HISTORY; Amended by State Register Volume 24, Issue No. 5, eff May 26, 2000.
81-203. Competency Requirements for the Provision of Respiratory Care by Non-RCPs.
(1) Non-RCP's providing respiratory care, regardless of care setting or demographics, shall successfully complete formal training and demonstrate initial competency prior to assuming those duties. Formal training is defined as a supervised, deliberate and systematic continuing educational activity intended to develop new proficiencies with an application in mind. Formal training shall be approved by the board and include supervised didactic, laboratory and clinical activities as well as documentation of competence through a post- testing mechanism. Qualifications of the faculty and educational program must be approved by the medical director. The board must be notified of the intent to medically delegate the practice of respiratory care to non-RCP's prior to implementation of the program or practice.
(2) Certified Nurse Anesthetists and Certified Paramedical and Emergency Medical Technicians (EMT's) are exempt from this regulation so long as they are certified or licensed by the State and do not hold themselves out as respiratory care practitioners or practice respiratory care.
(3) Registered Polysomnographic Technologists (RPSGT's) practicing in an accredited sleep medicine facility are exempt from this regulation so long as they are practicing under physician direction and do not hold themselves out as respiratory care practitioners or practice respiratory care.
(1) A respiratory care practitioner shall be dedicated to providing competent respiratory care with compassion and respect for human dignity.
(2) A respiratory care practitioner shall deal honestly with patients and colleagues, and strive to expose those respiratory care practitioners deficient in character or competence, or who engage in fraud or deception.
(3) A respiratory care practitioner shall respect the law and also recognize a responsibility to seek changes in those requirements which are contrary to the best interests of the patient.

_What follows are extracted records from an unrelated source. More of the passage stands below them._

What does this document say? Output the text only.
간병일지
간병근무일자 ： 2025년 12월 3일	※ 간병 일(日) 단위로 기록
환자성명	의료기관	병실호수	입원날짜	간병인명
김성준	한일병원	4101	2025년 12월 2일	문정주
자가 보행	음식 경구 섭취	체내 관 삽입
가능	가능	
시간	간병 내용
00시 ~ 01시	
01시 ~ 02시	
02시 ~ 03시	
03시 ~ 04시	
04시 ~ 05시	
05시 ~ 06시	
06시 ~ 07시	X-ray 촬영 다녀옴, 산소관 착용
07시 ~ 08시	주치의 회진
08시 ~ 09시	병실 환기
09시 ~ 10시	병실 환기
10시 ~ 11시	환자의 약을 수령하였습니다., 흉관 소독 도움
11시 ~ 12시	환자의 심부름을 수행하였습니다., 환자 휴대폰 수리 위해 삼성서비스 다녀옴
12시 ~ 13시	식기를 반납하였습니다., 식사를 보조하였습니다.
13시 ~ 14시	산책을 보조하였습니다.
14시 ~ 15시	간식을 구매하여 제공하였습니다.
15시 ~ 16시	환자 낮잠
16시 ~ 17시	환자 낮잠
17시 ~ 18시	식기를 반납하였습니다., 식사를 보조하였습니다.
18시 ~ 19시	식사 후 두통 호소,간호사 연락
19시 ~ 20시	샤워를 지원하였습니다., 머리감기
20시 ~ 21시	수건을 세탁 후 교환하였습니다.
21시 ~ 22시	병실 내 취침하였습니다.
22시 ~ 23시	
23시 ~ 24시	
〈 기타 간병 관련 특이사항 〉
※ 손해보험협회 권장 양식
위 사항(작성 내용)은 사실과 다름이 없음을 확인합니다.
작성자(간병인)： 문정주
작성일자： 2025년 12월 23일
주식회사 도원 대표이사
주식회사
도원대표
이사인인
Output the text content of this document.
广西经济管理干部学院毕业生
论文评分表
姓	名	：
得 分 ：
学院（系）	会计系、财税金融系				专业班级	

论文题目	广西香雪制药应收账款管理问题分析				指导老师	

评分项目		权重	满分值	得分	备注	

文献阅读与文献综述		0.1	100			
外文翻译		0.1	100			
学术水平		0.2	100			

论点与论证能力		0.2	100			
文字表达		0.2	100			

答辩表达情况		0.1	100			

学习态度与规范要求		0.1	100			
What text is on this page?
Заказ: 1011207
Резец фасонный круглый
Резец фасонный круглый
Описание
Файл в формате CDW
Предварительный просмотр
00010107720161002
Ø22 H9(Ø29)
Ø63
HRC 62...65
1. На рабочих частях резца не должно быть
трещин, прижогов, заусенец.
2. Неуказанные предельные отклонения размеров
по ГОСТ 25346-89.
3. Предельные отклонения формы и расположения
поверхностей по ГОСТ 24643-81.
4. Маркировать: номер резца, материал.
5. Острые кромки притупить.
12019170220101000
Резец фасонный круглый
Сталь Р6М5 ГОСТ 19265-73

(4) A respiratory care practitioner shall respect the rights of patients, of colleagues, and of other health professionals, and shall safeguard patient confidence within the constraints of the law.
(5) A respiratory care practitioner shall continue to study, apply and advance scientific knowledge, make relevant information available to patients, colleagues, and the public.
All employers of respiratory care practitioners shall report to the board, within thirty (30) days, any instances of misconduct leading to suspension or involuntary discharge. Misconduct is defined in "Grounds for Discipline" in Section 40-47-630.
81-206. Respiratory Care Practitioner Fees and Renewal.
(1) The following schedule of fees shall apply to Respiratory Care Practitioners:
(a) Application for permanent license ......................... $80
(b) Application for provisional license ....................... $80
(c) Annual renewal of permanent license ....................... $40
(d) Annual renewal of provisional license ..................... $40
(f) Renewal of limited license ................................ $40
(g) Upgrade of limited or provisional license to permanent .... $40
(2) All respiratory care practitioners with a permanent or provisional license must annually renew that license on or before March 1 of each year. If the respiratory care practitioner fails to timely renew, a penalty fee of ten dollars ($10) per month shall be levied in addition to the renewal fee. If the respiratory care practitioner has not renewed the license on or before May 31, that license shall be deemed inactive. A respiratory care practitioner may request and be granted inactive status if that individual is no longer practicing respiratory care in this State.